Abbattere i lupi, la vita reale non è una fiaba

Giovedì il governo dovrà varare la decisione presa dalla Conferenza Stato-Regioni il 24 gennaio e decidere se autorizzare o meno l’abbattimento controllato dei lupi. Gli agricoltori e allevatori non ci stanno ed urlano preoccupati tutto il loro disappunto su una situazione sicuramente non rosea. Il lupo, dopo 46 anni di protezione assoluta, è tornata a popolare le nostre montagne e sta colpendo con sempre maggiore frequenza greggi, mandrie e altri animali delle fattorie. “Il Piano per la conservazione del lupo”, che dovrà essere votato da ministro dell’Ambiente e rappresentati delle giunte regionali, ipotizza oltre 20 misure preventive per la convivenza uomo-lupo: recinti elettrificati, rimborsi rapidi per gli allevatori ma anche, al punto 22, la possibilità di abbattere gli animali (prevede l’uccisione del cinque per cento della popolazione totale di lupi che si aggira intorno ai 1500 esemplari).

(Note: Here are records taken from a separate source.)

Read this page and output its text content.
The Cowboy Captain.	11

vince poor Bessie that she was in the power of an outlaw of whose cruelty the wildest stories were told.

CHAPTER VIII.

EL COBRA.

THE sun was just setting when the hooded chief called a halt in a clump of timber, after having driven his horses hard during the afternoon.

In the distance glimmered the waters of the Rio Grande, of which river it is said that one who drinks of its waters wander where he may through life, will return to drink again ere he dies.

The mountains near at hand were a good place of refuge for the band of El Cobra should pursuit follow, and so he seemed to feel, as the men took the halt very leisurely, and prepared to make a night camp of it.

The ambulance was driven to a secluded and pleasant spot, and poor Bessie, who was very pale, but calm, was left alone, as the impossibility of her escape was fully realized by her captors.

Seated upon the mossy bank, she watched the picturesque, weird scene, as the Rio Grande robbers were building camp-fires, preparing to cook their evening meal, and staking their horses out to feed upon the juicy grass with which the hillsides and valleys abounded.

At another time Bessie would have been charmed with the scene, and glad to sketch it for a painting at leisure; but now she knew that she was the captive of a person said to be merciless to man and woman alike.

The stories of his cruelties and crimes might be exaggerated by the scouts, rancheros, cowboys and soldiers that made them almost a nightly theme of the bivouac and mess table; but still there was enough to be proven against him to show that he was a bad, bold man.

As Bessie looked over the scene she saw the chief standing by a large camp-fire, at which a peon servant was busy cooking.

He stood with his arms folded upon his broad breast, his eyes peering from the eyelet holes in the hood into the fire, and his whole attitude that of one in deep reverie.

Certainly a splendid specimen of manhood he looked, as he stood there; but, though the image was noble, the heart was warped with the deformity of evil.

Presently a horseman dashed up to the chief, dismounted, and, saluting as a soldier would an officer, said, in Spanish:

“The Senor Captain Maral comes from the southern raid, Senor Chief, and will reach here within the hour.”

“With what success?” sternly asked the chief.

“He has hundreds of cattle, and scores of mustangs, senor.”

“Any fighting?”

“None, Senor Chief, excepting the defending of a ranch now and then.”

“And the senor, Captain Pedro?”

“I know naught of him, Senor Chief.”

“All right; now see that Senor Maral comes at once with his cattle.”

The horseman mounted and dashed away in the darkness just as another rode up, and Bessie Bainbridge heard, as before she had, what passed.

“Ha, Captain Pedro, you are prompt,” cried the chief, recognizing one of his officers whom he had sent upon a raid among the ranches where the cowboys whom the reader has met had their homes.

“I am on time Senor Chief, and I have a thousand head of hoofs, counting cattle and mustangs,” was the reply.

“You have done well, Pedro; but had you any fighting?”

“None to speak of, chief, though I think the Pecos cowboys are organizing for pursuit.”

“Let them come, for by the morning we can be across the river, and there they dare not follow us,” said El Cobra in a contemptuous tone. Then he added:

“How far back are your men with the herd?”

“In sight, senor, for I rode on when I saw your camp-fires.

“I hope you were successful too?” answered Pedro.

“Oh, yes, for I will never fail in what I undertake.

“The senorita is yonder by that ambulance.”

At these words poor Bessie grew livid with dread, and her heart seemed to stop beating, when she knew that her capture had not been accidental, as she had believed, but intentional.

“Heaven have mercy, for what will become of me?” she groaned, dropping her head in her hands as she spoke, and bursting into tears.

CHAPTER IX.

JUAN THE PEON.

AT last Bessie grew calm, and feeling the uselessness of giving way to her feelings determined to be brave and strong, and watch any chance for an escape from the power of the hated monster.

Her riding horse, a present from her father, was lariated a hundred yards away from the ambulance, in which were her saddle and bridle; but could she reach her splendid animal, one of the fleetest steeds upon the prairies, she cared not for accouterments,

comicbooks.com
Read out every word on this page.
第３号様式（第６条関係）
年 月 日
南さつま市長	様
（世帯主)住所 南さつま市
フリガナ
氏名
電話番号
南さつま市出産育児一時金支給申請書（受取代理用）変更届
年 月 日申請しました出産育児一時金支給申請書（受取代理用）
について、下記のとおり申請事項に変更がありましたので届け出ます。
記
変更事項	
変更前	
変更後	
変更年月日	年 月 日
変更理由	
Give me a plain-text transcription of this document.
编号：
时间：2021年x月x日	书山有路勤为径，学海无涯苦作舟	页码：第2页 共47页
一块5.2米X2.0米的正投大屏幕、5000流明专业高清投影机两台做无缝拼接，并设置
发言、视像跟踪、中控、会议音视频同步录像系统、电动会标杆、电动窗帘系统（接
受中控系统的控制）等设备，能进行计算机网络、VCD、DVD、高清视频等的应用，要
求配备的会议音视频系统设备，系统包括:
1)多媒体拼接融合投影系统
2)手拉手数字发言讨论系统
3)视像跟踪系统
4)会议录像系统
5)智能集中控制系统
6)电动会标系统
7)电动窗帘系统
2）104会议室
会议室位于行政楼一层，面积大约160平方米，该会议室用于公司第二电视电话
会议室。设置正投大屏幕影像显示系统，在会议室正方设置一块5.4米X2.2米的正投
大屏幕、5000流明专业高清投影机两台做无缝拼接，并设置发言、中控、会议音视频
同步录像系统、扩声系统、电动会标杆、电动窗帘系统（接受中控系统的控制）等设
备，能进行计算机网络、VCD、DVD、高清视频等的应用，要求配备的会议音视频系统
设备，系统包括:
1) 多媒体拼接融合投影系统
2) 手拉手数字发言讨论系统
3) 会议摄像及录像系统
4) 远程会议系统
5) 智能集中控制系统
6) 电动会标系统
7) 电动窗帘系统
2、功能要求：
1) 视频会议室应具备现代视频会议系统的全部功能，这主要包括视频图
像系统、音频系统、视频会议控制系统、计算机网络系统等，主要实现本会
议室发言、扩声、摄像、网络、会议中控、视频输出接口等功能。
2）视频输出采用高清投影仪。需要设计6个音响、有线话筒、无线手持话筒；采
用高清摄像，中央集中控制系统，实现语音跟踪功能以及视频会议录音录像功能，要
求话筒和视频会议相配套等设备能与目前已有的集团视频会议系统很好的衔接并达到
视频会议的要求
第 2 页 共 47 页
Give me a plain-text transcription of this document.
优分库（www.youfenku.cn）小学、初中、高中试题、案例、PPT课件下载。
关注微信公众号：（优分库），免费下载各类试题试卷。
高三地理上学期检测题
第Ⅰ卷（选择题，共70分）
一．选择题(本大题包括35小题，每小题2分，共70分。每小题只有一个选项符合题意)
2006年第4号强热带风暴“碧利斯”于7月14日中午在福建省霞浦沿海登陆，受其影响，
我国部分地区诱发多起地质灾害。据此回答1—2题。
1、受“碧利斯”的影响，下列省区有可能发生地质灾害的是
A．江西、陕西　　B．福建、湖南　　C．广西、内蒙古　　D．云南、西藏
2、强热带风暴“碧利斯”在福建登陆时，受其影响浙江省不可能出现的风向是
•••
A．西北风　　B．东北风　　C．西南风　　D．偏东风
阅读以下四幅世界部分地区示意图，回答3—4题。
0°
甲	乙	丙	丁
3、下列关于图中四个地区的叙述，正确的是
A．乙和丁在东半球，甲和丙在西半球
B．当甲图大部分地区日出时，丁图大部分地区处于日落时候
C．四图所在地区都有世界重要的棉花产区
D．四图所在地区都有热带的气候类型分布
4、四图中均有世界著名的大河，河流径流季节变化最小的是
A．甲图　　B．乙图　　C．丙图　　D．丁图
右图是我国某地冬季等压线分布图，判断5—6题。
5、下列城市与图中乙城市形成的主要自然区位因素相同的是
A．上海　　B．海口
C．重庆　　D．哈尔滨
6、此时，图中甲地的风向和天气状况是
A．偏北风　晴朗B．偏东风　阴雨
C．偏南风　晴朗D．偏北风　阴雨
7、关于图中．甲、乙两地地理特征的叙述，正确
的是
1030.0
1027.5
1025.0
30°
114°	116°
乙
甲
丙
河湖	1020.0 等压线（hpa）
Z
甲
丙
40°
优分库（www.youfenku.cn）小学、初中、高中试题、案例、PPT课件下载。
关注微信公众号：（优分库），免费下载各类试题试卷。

La Coldiretti plaude e sostiene l’iniziativa. Dall’altra parte, invece, si schierano Enpa, Lac, Lav, Lipu, Lndc, Wwf e decine di altre associazioni animaliste. Un coro di no si leva poi dalle associazioni più varie: dall’Aigae all’Aidaa, che cita perfino le favole: «ora dire che sia colpa delle fiabe se si vogliono ancora uccidere i lupi in Italia, è sicuramente una forzatura ma sicuramente l’aver inculcato nell’immaginario collettivo che il lupo è un animale cattivo che spesso mangia i bambini non è certo un fatto positivo, pertanto crediamo che oltre a salvare i lupi veri, sia il caso di far smettere di far mangiare i bambini e le nonne a quelli delle fiabe».

A chiamare a rapporto i cittadini per protestare contro la possibile firma del ministro al provvedimento è sceso in campo oggi anche M5s tramite il blog di Grillo. Curiosamente, anche diversi cacciatori si schierano dalla parte del no al provvedimento che spiegano: «non sono possibili abbattimenti selettivi e con questa scelta i comportamenti dei predatori potrebbero addirittura aggravarsi. Inoltre potrebbero crearsi delle tensioni sociali, con la richiesta di nuovi e continui abbattimenti e una maggiore tolleranza verso atti di bracconaggio e di ”giustizia” privata. Di fatto, si tornerebbe indietro di 50 anni».